Colombian Indian exhibition showcases most endangered tribes

February 7, 2013

ONIC’s campaign aims to stop the imminent extinction of Colombia’s tribal peoples © Juan Pablo Gutierrez/ONIC

This page was created in 2013 and may contain language which is now outdated.

Colombian Indian organization ONIC has launched an international photography exhibition to highlight the desperate plight of Colombia’s Indigenous peoples.

The exhibition, entitled ‘Dignity’, showcases those of the country’s tribal peoples that are at risk of extinction.

ONIC now estimates that 36 tribes in Colombia are at imminent risk of becoming extinct, and many more could be wiped out in the violence that has engulfed their territories.
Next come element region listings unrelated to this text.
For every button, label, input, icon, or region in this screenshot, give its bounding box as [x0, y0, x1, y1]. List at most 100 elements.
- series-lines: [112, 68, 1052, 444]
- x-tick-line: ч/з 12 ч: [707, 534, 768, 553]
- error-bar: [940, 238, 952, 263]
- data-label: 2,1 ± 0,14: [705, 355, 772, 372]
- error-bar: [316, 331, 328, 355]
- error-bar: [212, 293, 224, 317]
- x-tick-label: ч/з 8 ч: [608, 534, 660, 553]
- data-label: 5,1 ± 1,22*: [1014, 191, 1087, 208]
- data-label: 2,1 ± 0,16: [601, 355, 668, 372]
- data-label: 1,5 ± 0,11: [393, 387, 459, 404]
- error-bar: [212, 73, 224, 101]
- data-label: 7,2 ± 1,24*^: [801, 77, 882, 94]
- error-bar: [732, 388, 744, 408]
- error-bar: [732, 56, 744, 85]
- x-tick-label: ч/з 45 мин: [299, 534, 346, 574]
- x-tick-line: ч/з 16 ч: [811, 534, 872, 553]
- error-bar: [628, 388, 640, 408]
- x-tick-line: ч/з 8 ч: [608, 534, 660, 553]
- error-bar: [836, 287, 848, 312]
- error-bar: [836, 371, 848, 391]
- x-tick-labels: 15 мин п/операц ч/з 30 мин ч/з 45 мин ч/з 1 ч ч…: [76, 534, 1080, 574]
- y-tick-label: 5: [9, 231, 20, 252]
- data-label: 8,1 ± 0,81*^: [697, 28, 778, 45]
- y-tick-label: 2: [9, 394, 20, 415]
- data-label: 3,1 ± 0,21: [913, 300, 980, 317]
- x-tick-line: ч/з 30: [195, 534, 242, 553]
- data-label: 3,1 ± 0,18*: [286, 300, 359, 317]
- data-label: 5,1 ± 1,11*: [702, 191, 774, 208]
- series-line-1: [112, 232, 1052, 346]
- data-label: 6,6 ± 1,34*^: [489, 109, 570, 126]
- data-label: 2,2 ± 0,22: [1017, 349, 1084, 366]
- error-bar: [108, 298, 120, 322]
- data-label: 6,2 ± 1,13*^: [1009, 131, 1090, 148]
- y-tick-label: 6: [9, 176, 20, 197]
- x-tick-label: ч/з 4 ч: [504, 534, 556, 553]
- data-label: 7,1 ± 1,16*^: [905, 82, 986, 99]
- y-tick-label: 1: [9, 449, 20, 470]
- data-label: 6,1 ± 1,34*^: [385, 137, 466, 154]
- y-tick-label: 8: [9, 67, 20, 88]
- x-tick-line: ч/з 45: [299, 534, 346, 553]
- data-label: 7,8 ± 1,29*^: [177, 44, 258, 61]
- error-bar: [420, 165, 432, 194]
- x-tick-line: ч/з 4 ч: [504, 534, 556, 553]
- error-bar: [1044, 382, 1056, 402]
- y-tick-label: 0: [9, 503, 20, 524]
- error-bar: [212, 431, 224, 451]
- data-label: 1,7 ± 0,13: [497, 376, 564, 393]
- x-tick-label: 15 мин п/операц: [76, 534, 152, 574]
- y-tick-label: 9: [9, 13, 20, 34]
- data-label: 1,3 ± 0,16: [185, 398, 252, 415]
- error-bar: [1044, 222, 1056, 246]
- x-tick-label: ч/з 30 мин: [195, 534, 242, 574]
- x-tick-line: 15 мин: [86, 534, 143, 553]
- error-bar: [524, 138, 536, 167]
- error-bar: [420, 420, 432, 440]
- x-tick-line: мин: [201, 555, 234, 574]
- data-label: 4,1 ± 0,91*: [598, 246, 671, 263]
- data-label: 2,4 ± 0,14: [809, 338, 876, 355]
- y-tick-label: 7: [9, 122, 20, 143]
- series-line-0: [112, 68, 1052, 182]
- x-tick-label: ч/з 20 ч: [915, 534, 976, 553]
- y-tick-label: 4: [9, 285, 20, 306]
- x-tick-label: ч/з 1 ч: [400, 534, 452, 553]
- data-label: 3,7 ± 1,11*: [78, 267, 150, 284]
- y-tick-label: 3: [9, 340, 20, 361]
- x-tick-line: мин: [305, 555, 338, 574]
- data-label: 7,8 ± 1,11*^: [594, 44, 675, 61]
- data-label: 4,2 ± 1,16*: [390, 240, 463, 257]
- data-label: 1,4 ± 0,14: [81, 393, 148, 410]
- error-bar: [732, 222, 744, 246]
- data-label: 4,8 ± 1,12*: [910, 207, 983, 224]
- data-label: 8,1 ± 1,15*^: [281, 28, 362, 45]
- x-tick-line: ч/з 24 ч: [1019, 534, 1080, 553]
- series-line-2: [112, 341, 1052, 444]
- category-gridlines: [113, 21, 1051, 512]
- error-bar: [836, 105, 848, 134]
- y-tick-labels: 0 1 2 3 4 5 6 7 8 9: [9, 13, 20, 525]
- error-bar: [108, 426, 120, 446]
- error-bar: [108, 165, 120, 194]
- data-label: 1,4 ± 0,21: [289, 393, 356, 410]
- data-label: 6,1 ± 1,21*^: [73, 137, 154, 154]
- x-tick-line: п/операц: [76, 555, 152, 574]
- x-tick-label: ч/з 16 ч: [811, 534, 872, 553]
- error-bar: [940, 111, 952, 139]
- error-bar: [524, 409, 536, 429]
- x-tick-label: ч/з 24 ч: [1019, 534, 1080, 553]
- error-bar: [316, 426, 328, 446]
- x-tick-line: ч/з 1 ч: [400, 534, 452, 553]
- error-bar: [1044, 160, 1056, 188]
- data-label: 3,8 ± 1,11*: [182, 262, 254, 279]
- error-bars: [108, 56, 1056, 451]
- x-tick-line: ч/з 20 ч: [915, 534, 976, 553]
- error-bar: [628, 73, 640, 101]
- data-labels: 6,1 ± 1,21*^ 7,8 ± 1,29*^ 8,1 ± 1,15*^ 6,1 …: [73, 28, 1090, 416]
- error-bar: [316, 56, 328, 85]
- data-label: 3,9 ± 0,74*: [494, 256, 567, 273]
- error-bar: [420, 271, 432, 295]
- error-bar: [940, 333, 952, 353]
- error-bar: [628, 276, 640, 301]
Colombian Indians have been some of the worst affected people in the country’s more than 50-year civil conflict that has left thousands dead and displaced many more from their lands.

Targeted by guerrilla groups, paramilitaries and government forces, many Indigenous people are confronted daily with extreme violence that makes their continued survival as peoples impossible.

Juan Pablo Gutierrez, whose photographs make up the exhibition, told Survival, ‘Bombings, armed conflict and ensuing militarization have violated the balance and harmony of Indigenous peoples’ territories… all this topped with the government’s promotion of extractive development is leading to the actual genocide of Indigenous peoples in Colombia. It’s an emergency situation as serious as it is invisible. The survival of Colombian Indigenous peoples is in all of our hands.’

Survival is supporting ONIC’s campaign to halt the extinction of Indigenous peoples and is lobbying the Colombian government to bring an end to the violence that plagues Indian land.